Hybrid k-squared source model for strong ground motion simulations: Introduction

Common kinematic strong motion modeling techniques can be divided into integral and composite according to the source representation. In the integral approach, we usually consider the rupture propagating in the form of a slip pulse, creating the k-squared final slip distribution. Such a model is acceptable on large scales where the faulting process is assumed to be deterministic, which is also supported by low-frequency slip inversions. Nevertheless, on small scales the real rupture is rather disorganized (chaotic) and requires a stochastic description. This is involved in the composite approach, in which the source acts as a discrete sequence of individually rupturing subevents. However, this model usually leads to incorrect spectral amplitudes in the low-frequency band (as compared to the integral model). The purpose of this study is to propose a hybrid kinematic k-squared source model based on a set of subsources, scaled to provide the k-squared slip distribution. The modeling combines: (1) the integral approach at low frequencies, based on the representation theorem and the k-squared slip distribution (obtained by composing subsources slip contributions), and (2) the composite approach at high frequencies, based on the summation of ground motion contributions from the subsources, treated as individual point sources.

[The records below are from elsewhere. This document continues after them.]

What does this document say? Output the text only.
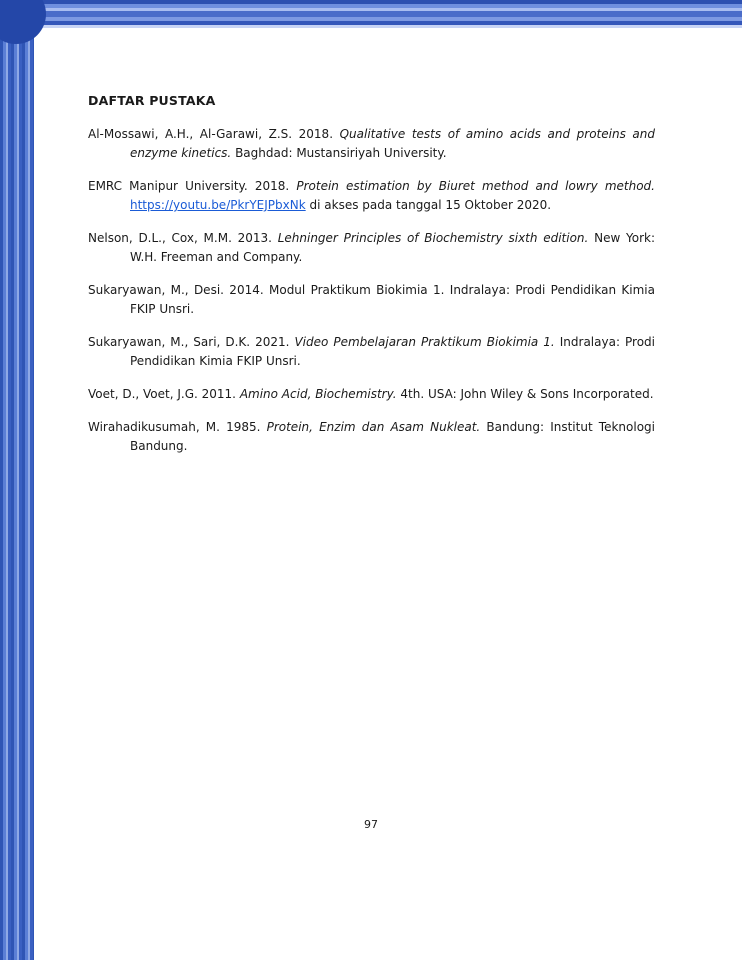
DAFTAR PUSTAKA

Al-Mossawi, A.H., Al-Garawi, Z.S. 2018. Qualitative tests of amino acids and proteins and enzyme kinetics. Baghdad: Mustansiriyah University.

EMRC Manipur University. 2018. Protein estimation by Biuret method and lowry method. https://youtu.be/PkrYEJPbxNk di akses pada tanggal 15 Oktober 2020.

Nelson, D.L., Cox, M.M. 2013. Lehninger Principles of Biochemistry sixth edition. New York: W.H. Freeman and Company.

Sukaryawan, M., Desi. 2014. Modul Praktikum Biokimia 1. Indralaya: Prodi Pendidikan Kimia FKIP Unsri.

Sukaryawan, M., Sari, D.K. 2021. Video Pembelajaran Praktikum Biokimia 1. Indralaya: Prodi Pendidikan Kimia FKIP Unsri.

Voet, D., Voet, J.G. 2011. Amino Acid, Biochemistry. 4th. USA: John Wiley & Sons Incorporated.

Wirahadikusumah, M. 1985. Protein, Enzim dan Asam Nukleat. Bandung: Institut Teknologi Bandung.

97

The same set of subsources is used in both the approaches, i.e. for both the frequency ranges. The hybrid method is numerically efficient, while minimizing the above-mentioned problems of both the techniques. The source model is applied to two events: 1999 Athens ( M w = 5.9 ) and 1997 Kagoshima ( M w = 6.1 ) earthquake examples. In the first example, the simulated PGAs are examined with respect to the attenuation relation for Greece. In the second example, synthetic velocigrams are compared with observed data showing that, despite the neglected site-effects, the complexities of measured waveforms are relatively well reproduced.